Thursday, February 15, 2018

WATER & STONE

Once years ago when we were visiting the Great Smoky Mountains National Park, we discovered that park service folks has constructed a tub mill near a cabin in a cove surrounded by steep slopes. The settlers in what became the park had scratched out meager livings along the creeks traversing the rugged and rocky terrain. Corn had been one of the crops they were able to grow. Although a portion of the harvest went to producing 'white lightning' there was a need also for meal to feed the 'young'uns'.
 

The  park service had reconstructed a simple mill to replicate one an ingenious farmer had built from the supplies at hand so that he could avoid transporting his corn to be ground at a larger commercial mill with a waterwheel.
 

Later park visitors would be prevented form operating the mill but we were lucky enough to find it unsecured but not in operation. The challenge was to figure out how it worked and set the water from the nearby creek running through the sluice and turning the millstone. Although we properly directed the water, the stone, of course, remained immobile until we gave it a push to overcome inertia.
 

We didn't grind any meal that day but I learned first hand the power of water to move stone, and the need to give the reluctant stone a push so that the water could do it's work.

Illustrations to Dante
Drinking at the River of Light
Religious writers and poets have found water and stone to be appropriate images to convey contrary states of consciousness. Since the stone is hard and inflexible it becomes a symbol for the state of mind which is rigid and unyielding. The fluidity of water which takes the shape of the container makes it symbolic of a mind which is malleable and accepting of new ideas and new modes of thinking. The mind that is prepared to receive expressions of truth in whatever form they come is not rigid or static but moving and yielding. The lesson of the water mill is that stone submits to the force that is incorporated in the energetic movement of the water.

Blake uses the water as symbolic of a liberating force. Those imprisoned by the law, convention, sense based reasoning, blindness to the Divine Vision, fear, or any other devise of Satan can be liberated by washing in the cleansing waters of the river of life. Blake's answer to the dilemma of humanity was accepting the message of Christ which released man from the stone-built prison of the law to the liberty of spiritual consciousness. 
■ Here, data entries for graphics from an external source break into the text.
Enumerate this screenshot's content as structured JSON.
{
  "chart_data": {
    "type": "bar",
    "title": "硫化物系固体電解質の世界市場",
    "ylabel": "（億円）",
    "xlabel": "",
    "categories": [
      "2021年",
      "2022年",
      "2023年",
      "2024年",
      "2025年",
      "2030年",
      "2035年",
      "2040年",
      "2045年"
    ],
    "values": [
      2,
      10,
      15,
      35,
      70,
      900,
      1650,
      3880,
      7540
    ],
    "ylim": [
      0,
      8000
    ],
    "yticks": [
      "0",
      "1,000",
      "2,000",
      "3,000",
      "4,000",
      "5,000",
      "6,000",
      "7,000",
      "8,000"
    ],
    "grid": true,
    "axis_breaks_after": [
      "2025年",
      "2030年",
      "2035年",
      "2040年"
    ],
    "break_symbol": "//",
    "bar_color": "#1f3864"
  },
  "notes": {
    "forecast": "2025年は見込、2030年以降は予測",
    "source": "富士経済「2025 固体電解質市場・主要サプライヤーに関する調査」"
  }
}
Visions of the Daughters of Albion, Plate 3, (E 47)
"Silent I hover all the night, and all day could be silent.
If Theotormon once would turn his loved eyes upon me;            
How can I be defild when I reflect thy image pure?
Sweetest the fruit that the worm feeds on. & the soul prey'd on by woe
The new wash'd lamb ting'd with the village smoke & the bright swan
By the red earth of our immortal river: I bathe my wings.
And I am white and pure to hover round Theotormons breast." 
 
Milton, Plate 40 [46], (E 142)
"The Negation must be destroyd to redeem the Contraries
The Negation is the Spectre; the Reasoning Power in Man
This is a false Body: an Incrustation over my Immortal           
Spirit; a Selfhood, which must be put off & annihilated alway
To cleanse the Face of my Spirit by Self-examination.
PLATE 41 [48]
To bathe in the Waters of Life; to wash off the Not Human
I come in Self-annihilation & the grandeur of Inspiration" 

Four Zoas, Night IX, Page 134, (E 402)
"Rise & look out his chains are loose his dungeon doors are open
And let his wife & children return from the opressors scourge
They look behind at every step & believe it is a dream
Are these the Slaves that groand along the streets of Mystery    
Where are your bonds & task masters are these the prisoners
Where are your chains where are your tears why do you look around
If you are thirsty there is the river go bathe your parched limbs
The good of all the Land is before you for Mystery is no more

Then All the Slaves from every Earth in the wide Universe        
Sing a New Song drowning confusion in its happy notes"

Songs and Ballads, From Notebook, (E 473)
"Why should I care for the men of thames
Or the cheating waves of charterd streams
Or shrink at the little blasts of fear
That the hireling blows into my ear

Tho born on the cheating banks of Thames     
Tho his waters bathed my infant limbs
The Ohio shall wash his stains from me                          t
I was born a slave but I go to be free"  

Annotations to Berkley's Siris, (E 663)
    "The Four Senses are the Four Faces of Man & the Four Rivers
of the Water of Life"

Jerusalem, Plate 74, (E 229)
"The Spectre is the Reasoning Power in Man; & when separated      
From Imagination, and closing itself as in steel, in a Ratio
Of the Things of Memory. It thence frames Laws & Moralities
To destroy Imagination! the Divine Body, by Martyrdoms & Wars

Teach me O Holy Spirit the Testimony of Jesus! let me
Comprehend wonderous things out of the Divine Law" 
. 

1 comment:

erik said...

Interestingly the form of Buddhism I follow (Soto Zen OBC) often uses the expression 'the water of the spirit' to denotee the 'flow' of energy during zazen.